Deep thoughts on Doping

From the Guardian:

If sports fans really want to see achievement that they can relate to, perhaps athletes should be restricted to diets of pizza and beer, and be required to have 40-hour-a-week desk jobs. In the first half of the 20th Century, Tour de France cyclists used to puff cigarettes on the go. How’s that for a physical triumph!

If the greatest possible feat of athleticism is what spectators seek, then that is what they will get (and often are getting). And if that means 250-pound genetically enhanced behemoths dunking on 15-foot basketball rims, then never fear, the science is on the way.

I’ll admit, there’s a certain part of me that does want to see freaks of nature. Kind of like the part of me who loved comic books and superheros. But that’s also the part who ought not be trusted with kids or car keys.

So where do we go? I’m curious to hear what y’all think.

7 thoughts on “Deep thoughts on Doping”

  1. the thing about doping in sport is that when something like the landis break away in stage 17 happens, you really have a new found respect for the athlete. it’s events like that that get us excited about sport and creates sporting heroes (heroes…a whole other subject). and then when we find out that they’re superhuman due to chemical means, it’s like finding out that santa claus doesn’t exist. it’s heartbreaking. you lose faith, you get angry and you find it hard to believe in things that are amazing. it creates cynics. and the world needs more cynics like i need a hole in my head.

  2. I’d rather see people excel without drugs and maybe not be quite as impressive but they still strive to do their best, than to see artificial results that just kind of disillusion me.

  3. Would you take a job with huge salary and huge health risks at a nuclear facility? Shouldn’t we all be able to compete for the best jobs out there without sactificing the last 20-50 years of our lives?

    The problem with the “let them use anything they want” arguement, in my mind, is that the retirees and the kids who never make it are going to SUFFER.
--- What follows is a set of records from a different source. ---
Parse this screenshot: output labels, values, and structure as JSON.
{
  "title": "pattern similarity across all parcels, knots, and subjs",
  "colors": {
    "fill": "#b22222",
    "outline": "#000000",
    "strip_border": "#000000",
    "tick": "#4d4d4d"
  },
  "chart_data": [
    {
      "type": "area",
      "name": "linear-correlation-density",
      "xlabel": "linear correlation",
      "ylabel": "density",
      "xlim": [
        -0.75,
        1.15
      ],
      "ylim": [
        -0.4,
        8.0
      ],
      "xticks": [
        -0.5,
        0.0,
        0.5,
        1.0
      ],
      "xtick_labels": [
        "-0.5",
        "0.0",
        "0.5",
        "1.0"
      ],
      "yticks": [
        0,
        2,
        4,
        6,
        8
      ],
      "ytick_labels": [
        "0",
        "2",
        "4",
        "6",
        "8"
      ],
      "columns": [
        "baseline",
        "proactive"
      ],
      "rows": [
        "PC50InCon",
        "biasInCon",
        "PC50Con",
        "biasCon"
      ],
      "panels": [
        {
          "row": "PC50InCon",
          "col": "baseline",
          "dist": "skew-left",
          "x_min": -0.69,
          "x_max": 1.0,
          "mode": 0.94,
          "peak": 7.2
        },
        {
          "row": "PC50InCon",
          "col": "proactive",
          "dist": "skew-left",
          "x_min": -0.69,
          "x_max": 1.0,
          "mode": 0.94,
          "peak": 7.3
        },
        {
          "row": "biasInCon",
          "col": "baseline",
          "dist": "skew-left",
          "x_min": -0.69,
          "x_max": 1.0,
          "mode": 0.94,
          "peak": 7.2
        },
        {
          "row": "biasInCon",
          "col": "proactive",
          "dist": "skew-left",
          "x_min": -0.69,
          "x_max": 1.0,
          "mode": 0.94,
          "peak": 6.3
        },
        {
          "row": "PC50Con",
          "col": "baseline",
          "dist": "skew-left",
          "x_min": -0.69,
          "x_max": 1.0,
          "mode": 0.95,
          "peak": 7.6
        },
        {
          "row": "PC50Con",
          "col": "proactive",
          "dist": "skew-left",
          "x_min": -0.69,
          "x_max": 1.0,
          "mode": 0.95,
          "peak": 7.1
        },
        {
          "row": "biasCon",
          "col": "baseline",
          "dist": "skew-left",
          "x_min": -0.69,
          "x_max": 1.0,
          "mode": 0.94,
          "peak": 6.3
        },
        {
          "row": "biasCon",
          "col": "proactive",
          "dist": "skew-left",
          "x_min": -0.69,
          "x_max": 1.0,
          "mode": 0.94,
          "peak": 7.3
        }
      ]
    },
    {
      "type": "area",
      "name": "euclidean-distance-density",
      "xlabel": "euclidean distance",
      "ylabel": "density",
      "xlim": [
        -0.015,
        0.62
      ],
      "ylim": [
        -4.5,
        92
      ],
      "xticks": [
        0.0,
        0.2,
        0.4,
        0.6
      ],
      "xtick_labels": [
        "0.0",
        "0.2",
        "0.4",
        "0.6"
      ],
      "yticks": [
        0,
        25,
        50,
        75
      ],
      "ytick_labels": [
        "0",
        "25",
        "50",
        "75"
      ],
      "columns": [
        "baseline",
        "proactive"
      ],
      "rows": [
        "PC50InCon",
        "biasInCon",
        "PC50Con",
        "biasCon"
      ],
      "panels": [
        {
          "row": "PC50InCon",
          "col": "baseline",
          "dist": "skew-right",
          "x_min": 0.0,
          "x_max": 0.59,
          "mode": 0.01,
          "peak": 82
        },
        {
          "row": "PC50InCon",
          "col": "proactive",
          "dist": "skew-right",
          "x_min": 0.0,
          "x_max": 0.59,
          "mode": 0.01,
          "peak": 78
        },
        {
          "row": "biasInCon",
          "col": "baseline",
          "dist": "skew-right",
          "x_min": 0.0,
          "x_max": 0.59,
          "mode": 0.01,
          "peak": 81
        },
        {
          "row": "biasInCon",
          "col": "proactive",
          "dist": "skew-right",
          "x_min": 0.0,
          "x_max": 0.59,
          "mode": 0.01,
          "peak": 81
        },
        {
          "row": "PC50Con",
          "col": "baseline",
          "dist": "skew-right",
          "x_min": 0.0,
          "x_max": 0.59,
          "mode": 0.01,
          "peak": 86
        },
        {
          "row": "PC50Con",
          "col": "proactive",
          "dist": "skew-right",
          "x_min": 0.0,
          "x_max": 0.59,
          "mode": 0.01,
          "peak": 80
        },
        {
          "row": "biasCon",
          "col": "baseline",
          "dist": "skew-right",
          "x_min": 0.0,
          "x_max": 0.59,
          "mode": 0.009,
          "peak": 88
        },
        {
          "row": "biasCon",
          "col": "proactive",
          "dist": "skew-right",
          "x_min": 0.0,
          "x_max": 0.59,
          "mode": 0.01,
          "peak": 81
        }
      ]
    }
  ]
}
  4. On the flip side, it was never the absolute achievement that drove us in sports anyways. Is a thrilling 3-way sprint to the finish 2:01 marathon victory any less dramatic than a thrilling 3-way sprint to the finish 2:14 marathon victory? Is a guy throwing a football 80 yards in the air for the winning touchdown more awesome than a guy throwing a ball 60 yards in the air for the winning touchdown?

    No.

    Competition among near equals is always compelling viewing, regardless of the level of the athlete. It’s this drama, this “anyone can win” suspense that leaves us on the edges of our seat, and makes us sports fans.

    That’s why the cheating drives us nuts; because maybe, just maybe, not anyone can win.

  5. All of this conversation is fantastic — if we were in a bar, I’d buy the next round to hear more about you all have to say on this. Warren’s last two lines attached words to why I want to punch a wall when I hear about this stuff.

  6. yeah, what jeff says. cheating is cheating – and it’s especially sad when someone can be so happy to win after they’ve cheated.